Michael lo capiva anche perché la casa di Toronto funzionava più o meno allo stesso modo, beninteso senza quella minaccia di violenza. Riconobbe in Willis l’ombra dei silenzi critici di sua madre. Lui era cresciuto in quel silenzio. Tra le parole non pronunciate. Quella di Willis non era una cosa nuova; era solo più forte e più spaventosa.
Si domandò se quello non fosse il modo in cui funzionavano tutte le famiglie, se le paure venissero tramandate di generazione in generazione, come il colore dei capelli o degli occhi. Forse era come una specie di maledizione, una cosa alla quale non si poteva sfuggire, che ci si portava dietro che lo si volesse o meno.
Eppure, pensò, alcune cose cambiano. Willis contava molto sulla sua abilità nello spaventare la gente, e funzionava; sua madre aveva paura di lui, e persino Laura ne aveva…
Ma non io, pensò Michael.
Non io.
Si sdraiò sul letto mentre cominciavano a calare le tenebre, e guardò la prima neve dell’inverno che picchiettava sulla finestra. Provò per un attimo il brivido della forza dentro di sé, e pensò; diavolo, io sono molto più in là di Willis Fauve. Non mi spaventa per niente.
Quando passò Karen per dargli la buona notte, Michael stava già dormicchiando. Cullato dal vecchio letto, sembrava quasi tornato bambino. Come era prevedibile, aveva ancora addosso la maglietta. Invece di svegliarlo, lei gli rimboccò le coperte e si riavvicinò alla porta in punta di piedi.

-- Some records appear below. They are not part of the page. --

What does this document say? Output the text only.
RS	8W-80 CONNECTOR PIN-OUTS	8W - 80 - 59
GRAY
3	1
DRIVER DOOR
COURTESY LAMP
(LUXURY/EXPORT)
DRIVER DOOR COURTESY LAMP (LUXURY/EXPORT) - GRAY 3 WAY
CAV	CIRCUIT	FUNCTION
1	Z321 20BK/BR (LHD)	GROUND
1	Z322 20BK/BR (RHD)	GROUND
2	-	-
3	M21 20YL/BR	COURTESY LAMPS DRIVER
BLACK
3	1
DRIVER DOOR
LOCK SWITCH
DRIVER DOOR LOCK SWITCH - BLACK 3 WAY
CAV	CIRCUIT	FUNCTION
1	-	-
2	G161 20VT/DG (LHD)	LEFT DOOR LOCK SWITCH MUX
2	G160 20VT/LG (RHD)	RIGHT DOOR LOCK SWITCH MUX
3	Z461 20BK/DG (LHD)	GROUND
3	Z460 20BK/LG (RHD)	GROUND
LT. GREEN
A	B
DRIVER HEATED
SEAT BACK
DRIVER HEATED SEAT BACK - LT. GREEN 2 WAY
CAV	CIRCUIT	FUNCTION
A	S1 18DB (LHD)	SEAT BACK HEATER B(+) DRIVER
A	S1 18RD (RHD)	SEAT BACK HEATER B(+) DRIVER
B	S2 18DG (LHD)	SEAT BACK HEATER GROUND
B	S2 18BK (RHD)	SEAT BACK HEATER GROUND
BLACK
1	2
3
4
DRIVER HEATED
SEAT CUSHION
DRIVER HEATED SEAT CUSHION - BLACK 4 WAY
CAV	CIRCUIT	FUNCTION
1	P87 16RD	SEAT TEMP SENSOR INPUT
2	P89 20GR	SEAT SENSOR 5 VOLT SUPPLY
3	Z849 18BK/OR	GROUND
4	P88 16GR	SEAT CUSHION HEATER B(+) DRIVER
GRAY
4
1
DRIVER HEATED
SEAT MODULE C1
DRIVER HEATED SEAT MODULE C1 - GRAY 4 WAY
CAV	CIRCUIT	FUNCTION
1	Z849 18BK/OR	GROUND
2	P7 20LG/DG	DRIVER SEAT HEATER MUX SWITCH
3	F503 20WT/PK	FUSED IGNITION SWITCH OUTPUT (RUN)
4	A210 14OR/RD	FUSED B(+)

Michael si mosse quanto bastava per aprire un occhio, e disse una strana cosa, con un filo di voce, dal profondo dei suoi sogni.
— Non avere paura — disse.
— Non ne avrò — disse Karen. — Dormi, ora. — E accostò la porta.
Ma lei aveva paura.
Aveva paura dell’Uomo Grigio, e aveva paura di suo padre.
La profondità della sua paura la sorprendeva. Forse era ovvio, forse avrebbe dovuto aspettarsela. Dopo tutto, che cos’era cambiato? Be’, ora era adulta, si era sposata, e aveva vissuto da sola. Tutto ciò avrebbe dovuto cambiare un po’ le cose. Eppure non aveva cambiato niente, e forse anche questo era ovvio; forse le relazioni da genitore a figlio, da padre a figlia, erano permanenti, e senza tempo. Davanti a Willis lei era sempre una bambina; sventurata e sottomessa. Non era tanto quello che diceva, ma la forza con la quale lo diceva… l’assoluta certezza mascolina che riusciva a proiettare. Le sue parole erano come porte di un altoforno privato che Willis Fauve alimentava dentro di sé; attraverso le parole, lei ne sentiva il calore.
Il giorno dopo, quando Willis se ne fu andato al lavoro, Karen aiutò sua madre a fare il bucato. Nel pomeriggio portò la cesta di plastica piena di panni lavati fino al secondo piano, dove la stava aspettando Laura. Karen si sedette con sua sorella nella camera degli ospiti, piegando lenzuola. Erano ancora calde dall’asciugatrice della cantina, e l’ammorbidente aveva dato loro un delicato profumo di lavanda.